Lucien talks: he tells everything and he identifies Abbé Carlos Herrera as Jacques Collin.  He is appalled by Collin’s claim to be his father, and Camusot is delighted because he has snared both of them, holding Lucien overnight so that he can testify against Collin in the morning.  So he is a bit taken aback when he receives a terse note from  Madame de Maufrigneuse telling him not to examine Lucien.  This blunder will affect his career.  With Granville (the public prosecutor who’d advised him to go easy on Lucien) on the way Camusot burns the Duchess’s note, seals other incriminating correspondence, and awaits his fate.

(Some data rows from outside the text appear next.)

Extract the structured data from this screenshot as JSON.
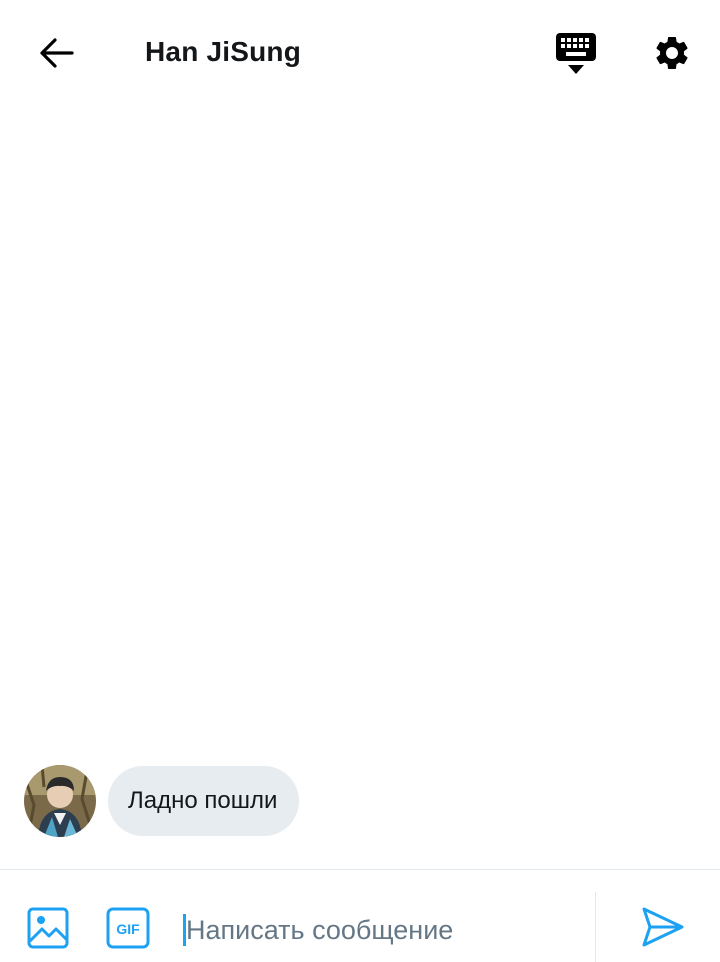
{
  "header": {
    "title": "Han JiSung",
    "back_icon": "arrow-left-icon",
    "keyboard_icon": "keyboard-hide-icon",
    "settings_icon": "gear-icon"
  },
  "messages": [
    {
      "sender": "Han JiSung",
      "text": "Ладно пошли",
      "avatar_icon": "avatar"
    }
  ],
  "composer": {
    "placeholder": "Написать сообщение",
    "value": "",
    "image_icon": "image-icon",
    "gif_icon": "gif-icon",
    "gif_label": "GIF",
    "send_icon": "send-icon"
  },
  "colors": {
    "accent": "#1da1f2",
    "bubble": "#e6ecf0",
    "text": "#14171a",
    "placeholder": "#657786",
    "divider": "#e1e8ed"
  }
}
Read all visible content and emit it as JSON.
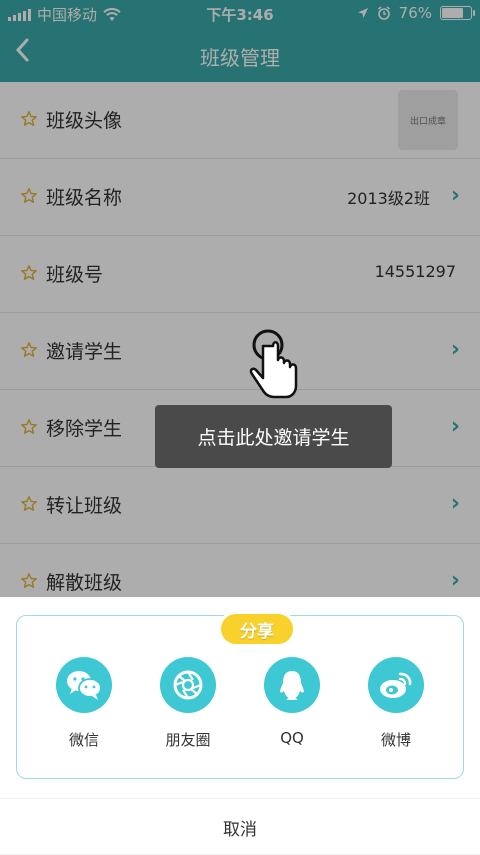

And why is Granville keen to help out Lucien?  He’s a pal of de Serizy, who despite the gossip surrounding his wife’s passion for Lucien, still loves and cares about her reputation. And Comte de Serizy is Minister of State, member of the Privy Council, Vice-President of the State Council, and prospective Chancellor of the Realm, if the incumbent dies.  And Camusot himself knows the joys and perils of illicit romance, (see A Double Marriage.) Enough said?

So he’s not very pleased when he finds out what Camusot has done.  There goes the promotion!

Madame de Serizy arrives next, appalled to discover that she is too late, and that while Lucien is not guilty of murder and theft, he has admitted to being an accessory of the arch-villain Collin instead. When Camusot tactfully gives back her love-letters to Lucien, she burns them – and when he lets his guard down she grabs the evidence documents and burns them too, burning her hands when a struggle ensues.  This gives Granville a chance to put a stop to proceedings but of course Lucien doesn’t know that.  In the cell he had been placed in for his overnight stay he has written not only a Will bequeathing his money to charity but also an apology (of sorts) to Collin and a recantation of his evidence against him.  And he hangs himself.

Everything is nicely hushed up for the papers – but what of Collin’s fate?  More of him in later stories!!